If only axis_id_1 is provided as not None, then all edges going TO and FROM axis_id_1 will be deleted. To only delete edges in one of these directions, see the description of the bool parameters a1_to_a2 and a2_to_a1 below.

Parameters:
  • axis_id_1 – specifies edges all coming FROM the axis identified by this unique ID.

  • axis_id_2 – specifies edges all coming TO the axis identified by this unique ID.

  • tag – tag corresponding to explicit subset of added edges.

  • a1_to_a2 – whether to remove the connections going FROM axis_id_1 TO axis_id_2. Note, if axis_id_1 is specified by axis_id_2 is None, then this dictates whether to remove all edges going from axis_id_1.

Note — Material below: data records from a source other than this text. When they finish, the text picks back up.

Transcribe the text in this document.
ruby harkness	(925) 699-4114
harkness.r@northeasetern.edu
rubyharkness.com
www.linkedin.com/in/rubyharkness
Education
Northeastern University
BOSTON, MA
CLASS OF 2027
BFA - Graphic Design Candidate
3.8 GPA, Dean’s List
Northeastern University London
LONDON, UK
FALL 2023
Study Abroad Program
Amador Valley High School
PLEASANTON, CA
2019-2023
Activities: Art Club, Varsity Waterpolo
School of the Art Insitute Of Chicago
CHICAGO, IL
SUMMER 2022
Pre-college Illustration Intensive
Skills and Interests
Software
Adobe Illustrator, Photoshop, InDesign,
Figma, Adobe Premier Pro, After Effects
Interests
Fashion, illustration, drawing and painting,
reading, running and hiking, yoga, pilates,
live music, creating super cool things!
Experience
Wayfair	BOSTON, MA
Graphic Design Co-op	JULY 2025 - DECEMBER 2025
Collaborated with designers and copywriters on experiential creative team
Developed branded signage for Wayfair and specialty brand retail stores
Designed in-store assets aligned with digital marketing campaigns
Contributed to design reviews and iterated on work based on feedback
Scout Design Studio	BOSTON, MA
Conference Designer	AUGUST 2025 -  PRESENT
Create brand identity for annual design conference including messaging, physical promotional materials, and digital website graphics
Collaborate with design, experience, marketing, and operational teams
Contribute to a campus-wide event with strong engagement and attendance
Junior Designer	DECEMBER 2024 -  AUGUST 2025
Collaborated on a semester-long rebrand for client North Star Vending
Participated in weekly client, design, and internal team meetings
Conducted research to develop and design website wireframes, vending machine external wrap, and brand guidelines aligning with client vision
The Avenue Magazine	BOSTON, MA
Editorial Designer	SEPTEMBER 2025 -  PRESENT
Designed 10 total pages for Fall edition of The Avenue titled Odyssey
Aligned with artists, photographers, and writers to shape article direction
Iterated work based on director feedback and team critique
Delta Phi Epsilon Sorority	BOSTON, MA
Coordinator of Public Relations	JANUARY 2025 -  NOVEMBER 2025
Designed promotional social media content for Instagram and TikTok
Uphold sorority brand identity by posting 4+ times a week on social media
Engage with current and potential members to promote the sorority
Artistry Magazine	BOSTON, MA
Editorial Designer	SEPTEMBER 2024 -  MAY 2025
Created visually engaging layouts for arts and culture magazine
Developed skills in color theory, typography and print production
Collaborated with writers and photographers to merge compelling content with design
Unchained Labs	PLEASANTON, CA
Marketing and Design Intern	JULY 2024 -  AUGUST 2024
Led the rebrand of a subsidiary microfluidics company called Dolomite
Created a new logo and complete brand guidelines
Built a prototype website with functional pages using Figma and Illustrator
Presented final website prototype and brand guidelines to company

  • a2_to_a1 – whether to remove the connections going FROM axis_id_2 TO axis_id_1. Note, if axis_id_1 is specified by axis_id_2 is None, then this dictates whether to remove all edges going to axis_id_1.

Returns:

None.

to_json() str#

Return the information from the axes, nodes, and edges in Cartesian space as a serialized JSON string.

This allows users to visualize hive plots with arbitrary libraries, even outside of python.

The dictionary structure of the resulting JSON will consist of two top-level keys:

“axes” - contains the information for plotting each axis (including angle and long_name), plus the nodes on each axis in Cartesian space.

“edges” - contains the information for plotting the discretized edges in Cartesian space, plus the corresponding to and from IDs that go with each edge, as well as any kwargs that were set for plotting each set of edges.

Returns:

JSON output of axis, node, and edge information.